Other Books Related to A House for Mr Biswas

Although V.S. Naipaul was famously averse to acknowledging his literary influences and was generally more keen to insult than praise other writers, he is often compared to the other most prominent British travel writer on Africa, Joseph Conrad, who is best remembered for his novella Heart of Darkness (1899). Naipaul’s writing also bears resemblance to that of the British Victorian novelist Charles Dickens, whose numerous portraits of characters struggling against poverty inspire and parallel Mr Biswas’s own journey. Other important Caribbean writers of Naipaul’s generation include fellow British-Trinidadian Samuel Selvon, best known for The Lonely Londoners (1956), and the fellow Nobel Laureate Derek Walcott, from St.

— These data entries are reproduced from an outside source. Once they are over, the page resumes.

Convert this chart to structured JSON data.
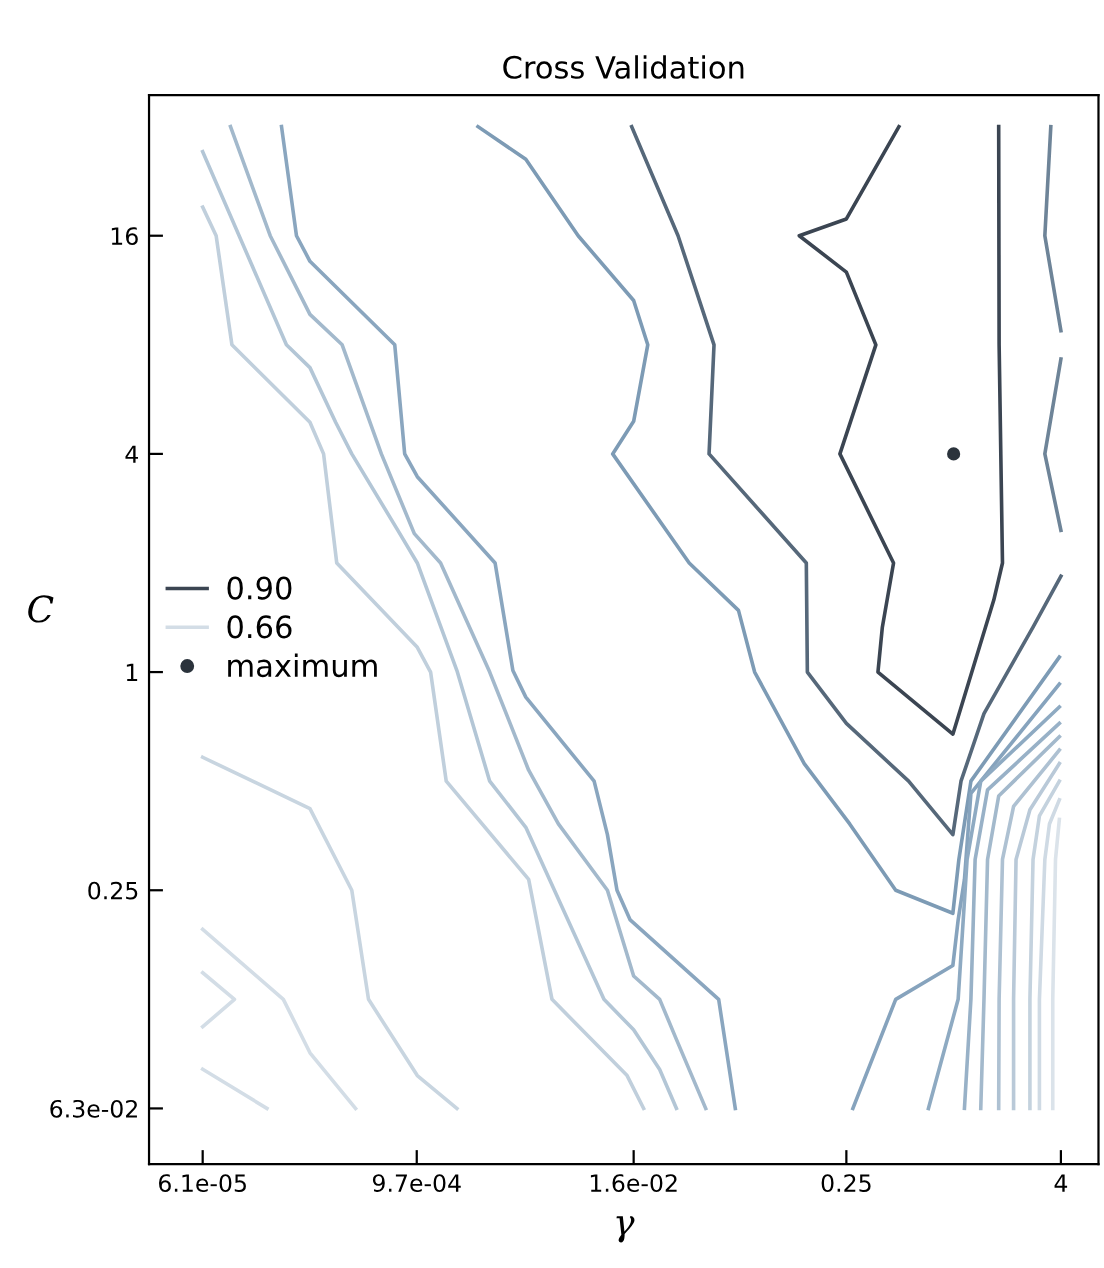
{
  "chart_data": {
    "type": "line",
    "title": "Cross Validation",
    "xlabel": "γ",
    "ylabel": "C",
    "log": "xy",
    "grid": false,
    "legend": "left",
    "marker": "none",
    "line_style": "solid",
    "xlim": [
      3.05e-05,
      6.5
    ],
    "ylim": [
      0.0439,
      39.1
    ],
    "xticks": [
      {
        "value": 6.1e-05,
        "label": "6.1e-05"
      },
      {
        "value": 0.00097,
        "label": "9.7e-04"
      },
      {
        "value": 0.016,
        "label": "1.6e-02"
      },
      0.25,
      4
    ],
    "yticks": [
      {
        "value": 0.0625,
        "label": "6.3e-02"
      },
      0.25,
      1,
      4,
      16
    ],
    "series": [
      {
        "name": "0.90",
        "color": "#3b4552",
        "x": [
          0.493,
          0.25,
          0.136,
          0.25,
          0.366,
          0.23,
          0.46,
          0.398,
          0.376,
          0.99,
          1.68,
          1.88,
          1.8,
          1.79
        ],
        "values": [
          32,
          17.8,
          16,
          12.7,
          8,
          4,
          2,
          1.33,
          1,
          0.674,
          1.58,
          2,
          8,
          32
        ]
      },
      {
        "name": "0.66",
        "color": "#d3dde6",
        "x": [
          6.1e-05,
          0.00014
        ],
        "values": [
          0.0802,
          0.0625
        ]
      },
      {
        "color": "#d3dde6",
        "x": [
          6.1e-05,
          9.2e-05,
          6.1e-05
        ],
        "values": [
          0.148,
          0.125,
          0.105
        ]
      },
      {
        "color": "#d3dde6",
        "x": [
          6.1e-05,
          0.000173,
          0.000244,
          0.00044
        ],
        "values": [
          0.195,
          0.125,
          0.089,
          0.0625
        ]
      },
      {
        "color": "#c8d5e0",
        "x": [
          6.1e-05,
          0.000244,
          0.000419,
          0.00052,
          0.000977,
          0.00163
        ],
        "values": [
          0.582,
          0.42,
          0.25,
          0.125,
          0.077,
          0.0625
        ]
      },
      {
        "color": "#c0cfdc",
        "x": [
          6.1e-05,
          7.26e-05,
          8.9e-05,
          0.000244,
          0.000291,
          0.000345,
          0.000977,
          0.00116,
          0.00142,
          0.00412,
          0.00557,
          0.0147,
          0.0182
        ],
        "values": [
          19.2,
          16,
          8,
          4.89,
          4,
          2,
          1.17,
          1,
          0.5,
          0.268,
          0.125,
          0.077,
          0.0625
        ]
      },
      {
        "color": "#b3c6d6",
        "x": [
          6.1e-05,
          0.00018,
          0.000244,
          0.00034,
          0.000419,
          0.00076,
          0.000977,
          0.00163,
          0.00249,
          0.00397,
          0.0109,
          0.016,
          0.0224,
          0.0278
        ],
        "values": [
          27.3,
          8,
          6.92,
          4.89,
          4,
          2.46,
          2,
          1.01,
          0.5,
          0.373,
          0.125,
          0.103,
          0.08,
          0.0625
        ]
      },
      {
        "color": "#a3b9cc",
        "x": [
          8.74e-05,
          0.000146,
          0.000244,
          0.00037,
          0.000614,
          0.00094,
          0.00132,
          0.00249,
          0.00412,
          0.00605,
          0.0114,
          0.016,
          0.0224,
          0.0278,
          0.0406
        ],
        "values": [
          32,
          16,
          9.71,
          8,
          4,
          2.41,
          2,
          1,
          0.536,
          0.381,
          0.25,
          0.145,
          0.125,
          0.0969,
          0.0625
        ]
      },
      {
        "color": "#8aa6bf",
        "x": [
          0.000169,
          0.000205,
          0.000244,
          0.00073,
          0.00083,
          0.000977,
          0.00267,
          0.00336,
          0.00397,
          0.0096,
          0.0114,
          0.0129,
          0.0153,
          0.048,
          0.0595
        ],
        "values": [
          32,
          16,
          13.6,
          8,
          4,
          3.46,
          2,
          1.01,
          0.853,
          0.5,
          0.356,
          0.25,
          0.207,
          0.125,
          0.0625
        ]
      },
      {
        "color": "#7d9bb5",
        "x": [
          0.00214,
          0.00397,
          0.00781,
          0.016,
          0.0192,
          0.016,
          0.0122,
          0.0328,
          0.062,
          0.0764,
          0.145,
          0.261,
          0.473,
          0.99,
          1.07,
          1.25,
          3.92
        ],
        "values": [
          32,
          26.0,
          16,
          10.6,
          8,
          4.92,
          4,
          2,
          1.48,
          1,
          0.559,
          0.381,
          0.25,
          0.216,
          0.304,
          0.5,
          1.1
        ]
      },
      {
        "color": "#86a3bd",
        "x": [
          0.272,
          0.473,
          0.99,
          1.06,
          1.15,
          1.25,
          3.92
        ],
        "values": [
          0.0625,
          0.125,
          0.155,
          0.207,
          0.268,
          0.463,
          0.927
        ]
      },
      {
        "color": "#8eaac2",
        "x": [
          0.722,
          1.06,
          1.19,
          1.42,
          3.92
        ],
        "values": [
          0.0625,
          0.125,
          0.304,
          0.5,
          0.801
        ]
      },
      {
        "color": "#98b1c7",
        "x": [
          1.15,
          1.25,
          1.32,
          1.55,
          3.92
        ],
        "values": [
          0.0625,
          0.125,
          0.304,
          0.473,
          0.722
        ]
      },
      {
        "color": "#a3b9cc",
        "x": [
          1.42,
          1.48,
          1.55,
          1.79,
          3.92
        ],
        "values": [
          0.0625,
          0.125,
          0.304,
          0.455,
          0.663
        ]
      },
      {
        "color": "#aec1d2",
        "x": [
          1.79,
          1.8,
          1.88,
          2.17,
          3.92
        ],
        "values": [
          0.0625,
          0.125,
          0.304,
          0.426,
          0.609
        ]
      },
      {
        "color": "#b9c9d8",
        "x": [
          2.17,
          2.17,
          2.24,
          2.68,
          3.92
        ],
        "values": [
          0.0625,
          0.125,
          0.304,
          0.417,
          0.559
        ]
      },
      {
        "color": "#c4d2de",
        "x": [
          2.68,
          2.68,
          2.79,
          3.03,
          3.92
        ],
        "values": [
          0.0625,
          0.125,
          0.304,
          0.401,
          0.5
        ]
      },
      {
        "color": "#cfdae4",
        "x": [
          3.03,
          3.03,
          3.25,
          3.45,
          3.92
        ],
        "values": [
          0.0625,
          0.125,
          0.304,
          0.381,
          0.444
        ]
      },
      {
        "color": "#dbe3ea",
        "x": [
          3.6,
          3.6,
          3.73,
          3.92
        ],
        "values": [
          0.0625,
          0.125,
          0.304,
          0.392
        ]
      },
      {
        "color": "#56687a",
        "x": [
          0.0156,
          0.0284,
          0.0452,
          0.0424,
          0.149,
          0.151,
          0.25,
          0.559,
          0.99,
          1.1,
          1.48,
          2.79,
          4
        ],
        "values": [
          32,
          16,
          8,
          4,
          2,
          1,
          0.722,
          0.5,
          0.356,
          0.5,
          0.768,
          1.33,
          1.84
        ]
      },
      {
        "color": "#6e8498",
        "x": [
          3.51,
          3.25,
          4
        ],
        "values": [
          32,
          16,
          8.75
        ]
      },
      {
        "color": "#6e8498",
        "x": [
          4,
          3.25,
          4
        ],
        "values": [
          7.31,
          4,
          2.46
        ]
      },
      {
        "name": "maximum",
        "type": "scatter",
        "marker": "circle",
        "color": "#2b333c",
        "x": [
          1.0
        ],
        "values": [
          4
        ]
      }
    ]
  }
}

Lucia, who is famous for his poetry. Naipaul is also often referenced alongside British-Indian novelist Salman Rushdie, best known for Midnight’s Children (1981) and internationally famous for the controversy surrounding The Satanic Verses (1988). Naipaul’s brother Shiva Naipaul is most famous for his first novel, Fireflies (1970), which is often compared to A House for Mr Biswas. Naipaul’s other famous literary works include The Enigma of Arrival (1987), a largely autobiographical novel about migrating from Trinidad to England, and In a Free State (1971), a collection of three short stories.
Key Facts about A House for Mr Biswas
  • Full Title: A House for Mr Biswas
  • When Written: 1958-1961
  • Where Written: London, England
  • When Published: 1961
  • Literary Period: Postcolonial, postmodern
  • Genre: Fiction
  • Setting: Trinidad in the first half of the twentieth century
  • Climax: Mr Biswas finally—but foolishly—purchases his own house from a dishonest solicitor’s clerk.
  • Antagonist: The Tulsis, con artists, natural disasters
  • Point of View: Third-person narrator

Extra Credit for A House for Mr Biswas

Fictionalized Autobiography. Many of the characters and events in A House for Mr Biswas are fictionalized versions of Naipaul’s own family history: his father, like Mr Biswas, grew up on a rural estate and was lucky to learn to read while his brothers did not; Naipaul actually has a cousin named Owad and a sister named Savi; and his mother’s family, the Capildeos, grew up in “The Lion House” in Chagaunas, on which Naipaul based the Tulsis’ “Hanuman House” in Arwacas.

Survivor’s Guilt. In a 1983 article for the New York Review of Books, the author claimed to have never read A House for Mr Biswas since he sent the final version for publication; when he heard an abridged version on the radio, he claimed to have been “in tears, swamped by the emotions I had tried to shield myself from for twenty years.”